By Harvey Mackay
Recently I saw a survey that says 40 percent of the things we worry about never happen, 30 percent are in the past and can’t be helped, 12 percent concern the affairs of others that aren’t our business, 10 percent are about sickness–either real or imagined– and 8 percent are worth worrying about. I would submit that even the 8 percent aren’t really worth the energy of worry.
Did you know that the English word worry is derived from an Anglo-Saxon word that means to strangle or to choke? That’s easy to believe. People do literally worry themselves to death. . . or heart disease, high blood pressure, ulcers, nervous disorders and all sorts of other nasty conditions. Is it worth it?
Some folks seem to think this is a ’90s phenomenon, but I’ve got news for you: advice about worry goes back as far as the Bible. We didn’t invent it. We just need to find a way to keep it from ruling our lives.
I’ve been spending a lot of time in bookstores lately, in the middle of a 35-city book tour. From one coast to the other, north to south, some of the most popular self-help books concern worry, stress, and simplifying your life. I have a couple of favorite books to recommend.

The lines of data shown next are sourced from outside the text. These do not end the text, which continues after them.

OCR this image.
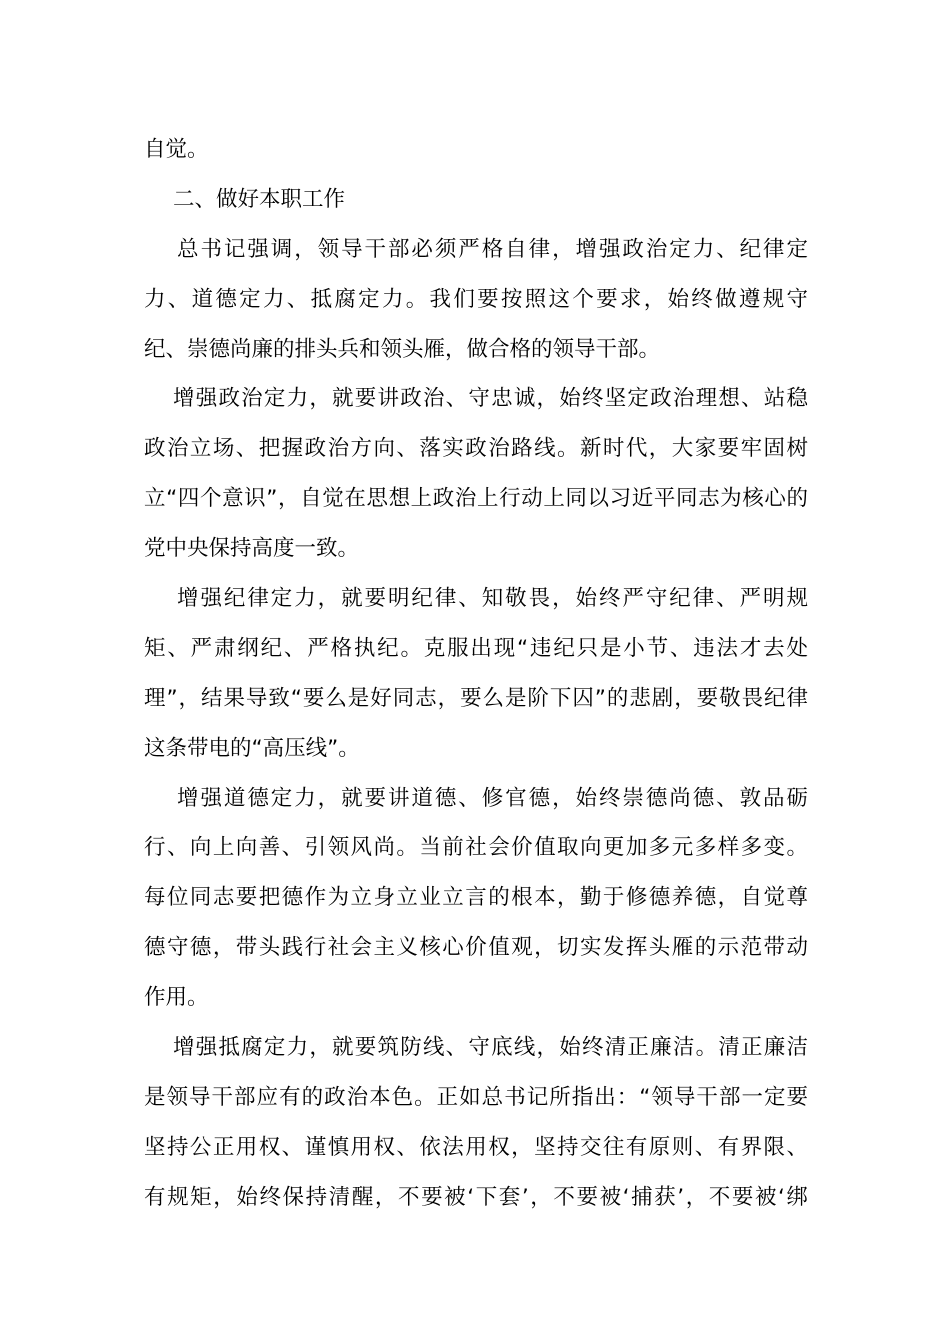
自觉。
二、做好本职工作
总书记强调，领导干部必须严格自律，增强政治定力、纪律定
力、道德定力、抵腐定力。我们要按照这个要求，始终做遵规守
纪、崇德尚廉的排头兵和领头雁，做合格的领导干部。
增强政治定力，就要讲政治、守忠诚，始终坚定政治理想、站稳
政治立场、把握政治方向、落实政治路线。新时代，大家要牢固树
立“四个意识”，自觉在思想上政治上行动上同以习近平同志为核心的
党中央保持高度一致。
增强纪律定力，就要明纪律、知敬畏，始终严守纪律、严明规
矩、严肃纲纪、严格执纪。克服出现“违纪只是小节、违法才去处
理”，结果导致“要么是好同志，要么是阶下囚”的悲剧，要敬畏纪律
这条带电的“高压线”。
增强道德定力，就要讲道德、修官德，始终崇德尚德、敦品砺
行、向上向善、引领风尚。当前社会价值取向更加多元多样多变。
每位同志要把德作为立身立业立言的根本，勤于修德养德，自觉尊
德守德，带头践行社会主义核心价值观，切实发挥头雁的示范带动
作用。
增强抵腐定力，就要筑防线、守底线，始终清正廉洁。清正廉洁
是领导干部应有的政治本色。正如总书记所指出：“领导干部一定要
坚持公正用权、谨慎用权、依法用权，坚持交往有原则、有界限、
有规矩，始终保持清醒，不要被‘下套’，不要被‘捕获’，不要被‘绑
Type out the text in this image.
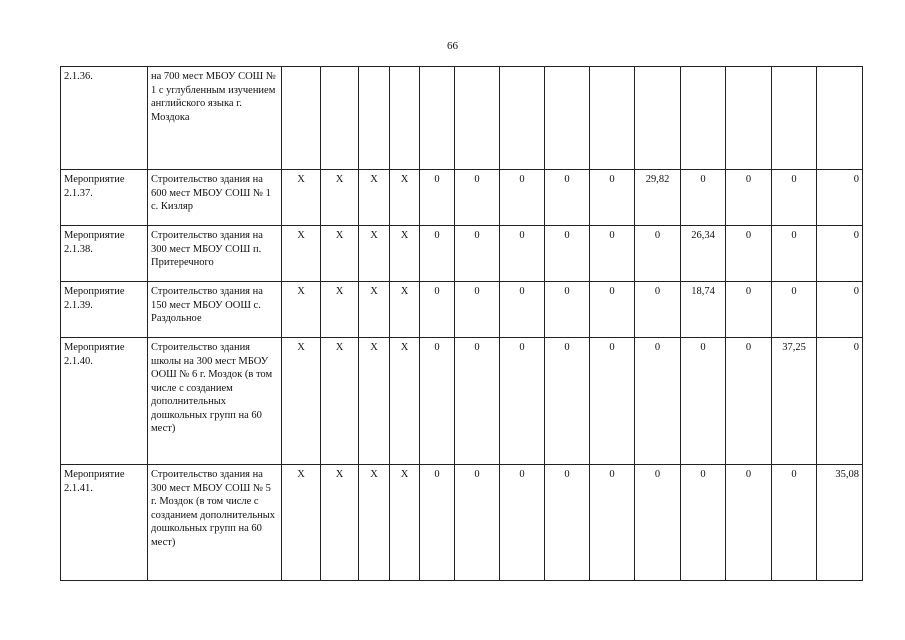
66
2.1.36.	на 700 мест МБОУ СОШ № 1 с углубленным изучением английского языка г. Моздока														
Мероприятие 2.1.37.	Строительство здания на 600 мест МБОУ СОШ № 1 с. Кизляр	X	X	X	X	0	0	0	0	0	29,82	0	0	0	0
Мероприятие 2.1.38.	Строительство здания на 300 мест МБОУ СОШ п. Притеречного	X	X	X	X	0	0	0	0	0	0	26,34	0	0	0
Мероприятие 2.1.39.	Строительство здания на 150 мест МБОУ ООШ с. Раздольное	X	X	X	X	0	0	0	0	0	0	18,74	0	0	0
Мероприятие 2.1.40.	Строительство здания школы на 300 мест МБОУ ООШ № 6 г. Моздок (в том числе с созданием дополнительных дошкольных групп на 60 мест)	X	X	X	X	0	0	0	0	0	0	0	0	37,25	0
Мероприятие 2.1.41.	Строительство здания на 300 мест МБОУ СОШ № 5 г. Моздок (в том числе с созданием дополнительных дошкольных групп на 60 мест)	X	X	X	X	0	0	0	0	0	0	0	0	0	35,08
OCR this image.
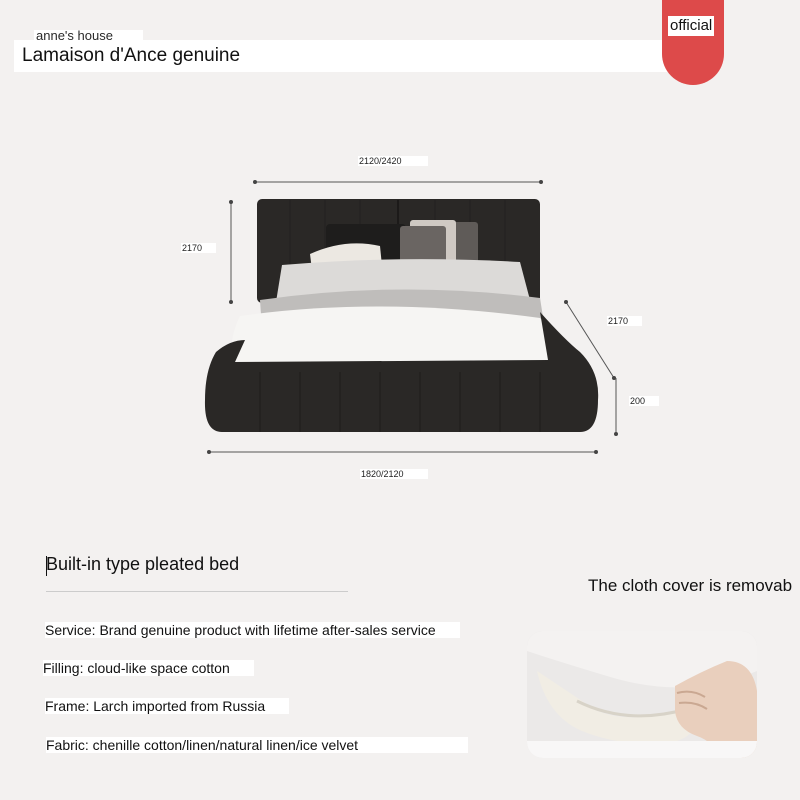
anne's house
Lamaison d'Ance genuine
official
2120/2420
2170
2170
200
1820/2120
Built-in type pleated bed
Service: Brand genuine product with lifetime after-sales service
Filling: cloud-like space cotton
Frame: Larch imported from Russia
Fabric: chenille cotton/linen/natural linen/ice velvet
The cloth cover is removab
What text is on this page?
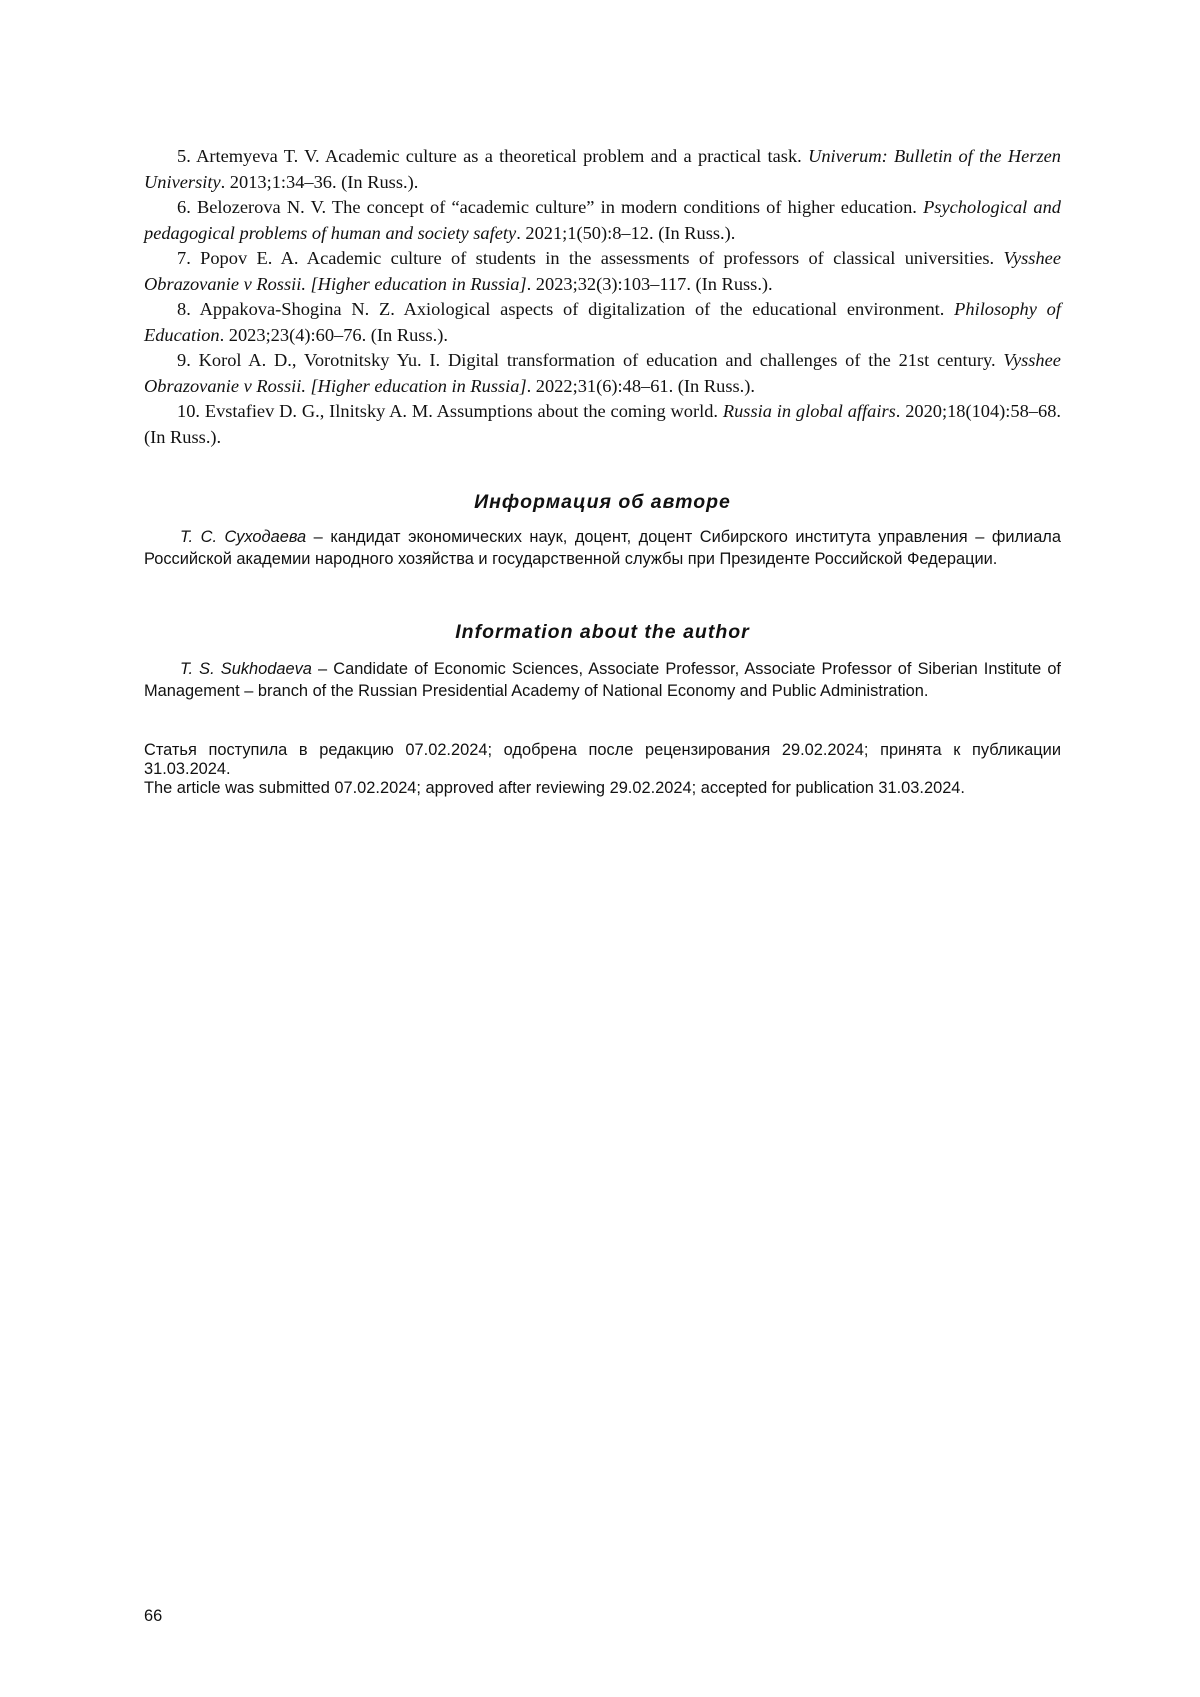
5. Artemyeva T. V. Academic culture as a theoretical problem and a practical task. Univerum: Bulletin of the Herzen University. 2013;1:34–36. (In Russ.).

6. Belozerova N. V. The concept of “academic culture” in modern conditions of higher education. Psychological and pedagogical problems of human and society safety. 2021;1(50):8–12. (In Russ.).

7. Popov E. A. Academic culture of students in the assessments of professors of classical universities. Vysshee Obrazovanie v Rossii. [Higher education in Russia]. 2023;32(3):103–117. (In Russ.).

8. Appakova-Shogina N. Z. Axiological aspects of digitalization of the educational environment. Philosophy of Education. 2023;23(4):60–76. (In Russ.).

9. Korol A. D., Vorotnitsky Yu. I. Digital transformation of education and challenges of the 21st century. Vysshee Obrazovanie v Rossii. [Higher education in Russia]. 2022;31(6):48–61. (In Russ.).

10. Evstafiev D. G., Ilnitsky A. M. Assumptions about the coming world. Russia in global affairs. 2020;18(104):58–68. (In Russ.).

Информация об авторе

Т. С. Суходаева – кандидат экономических наук, доцент, доцент Сибирского института управления – филиала Российской академии народного хозяйства и государственной службы при Президенте Российской Федерации.

Information about the author

T. S. Sukhodaeva – Candidate of Economic Sciences, Associate Professor, Associate Professor of Siberian Institute of Management – branch of the Russian Presidential Academy of National Economy and Public Administration.

Статья поступила в редакцию 07.02.2024; одобрена после рецензирования 29.02.2024; принята к публикации 31.03.2024.

The article was submitted 07.02.2024; approved after reviewing 29.02.2024; accepted for publication 31.03.2024.

66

First, an oldie. Dale Carnegie’s “How To Stop Worrying and Start Living.” It was first published in 1948, but the advice is just as fresh and valuable as it was then and is right-on for the new millennium. Being a chronic list maker, I found two sections that really knocked my socks off. Both were about business people trying to solve problems without the added burden of worrying. Carnegie credits Willis H. Carrier, whose name appears on most of our air conditioners, with these silver bullets:
Analyze the situation honestly and figure out what is the worst possible thing that could happen.
Prepare yourself mentally to accept the worst, if necessary.
Then calmly try to improve upon the worst, which you have already agreed mentally to accept.
Bingo! You can handle anything now. You know what you have to do; it’s just a matter of doing it. Without worrying.
Another approach I like is a system put into practice at a large publishing company by an executive, named Leon. He was sick and tired of boring and unproductive meetings marked by excessive hand-wringing. He enforced a rule that everyone who wished to present a problem to him first had to submit a memo answering these four questions:
1. What’s the problem?
2. What’s the cause of the problem?
3. What are all possible solutions to the problem?
4. Which solution do you suggest?
Leon rarely has to deal with problems anymore, and he doesn’t worry about them. He’s found that his associates have used the system to find workable solutions without tying up hours in useless meetings. He estimates that he has eliminated three-fourths of his meeting time and has improved his productivity, health and happiness. Is he just passing the buck? Of course not! He’s paying those folks to do their jobs, and he’s giving them great training at decision-making.
Another little gem that’s made its way to a #1 New York Times bestseller is Richard Carlson’s “Don’t Sweat the Small Stuff, and it’s all small stuff.” Of course, being an aphorism junkie and slave to short snappy chapters, I’ve found this book can improve perspective in 100 small doses. I love the chapter titles: “Repeat to Yourself, ‘Life Isn’t an Emergency,’” “Practice Ignoring Negative Thoughts,” and my favorite, “Let Go of the Idea that Gentle, Relaxed People Can’t Be Superachievers.”
The point is, you can’t saw sawdust. A day of worry is more exhausting than a day of work. People get so busy worrying about yesterday or tomorrow, they forget about today. And today is what you have to work with.
I remember the story of the fighter who, after taking the full count in a late round of a brawl, finally came to in the dressing room. As his head cleared and he realized what had happened, he said to his manager: “Boy, did I have him worried. He thought he killed me.”
Now that’s putting the worry where it belongs.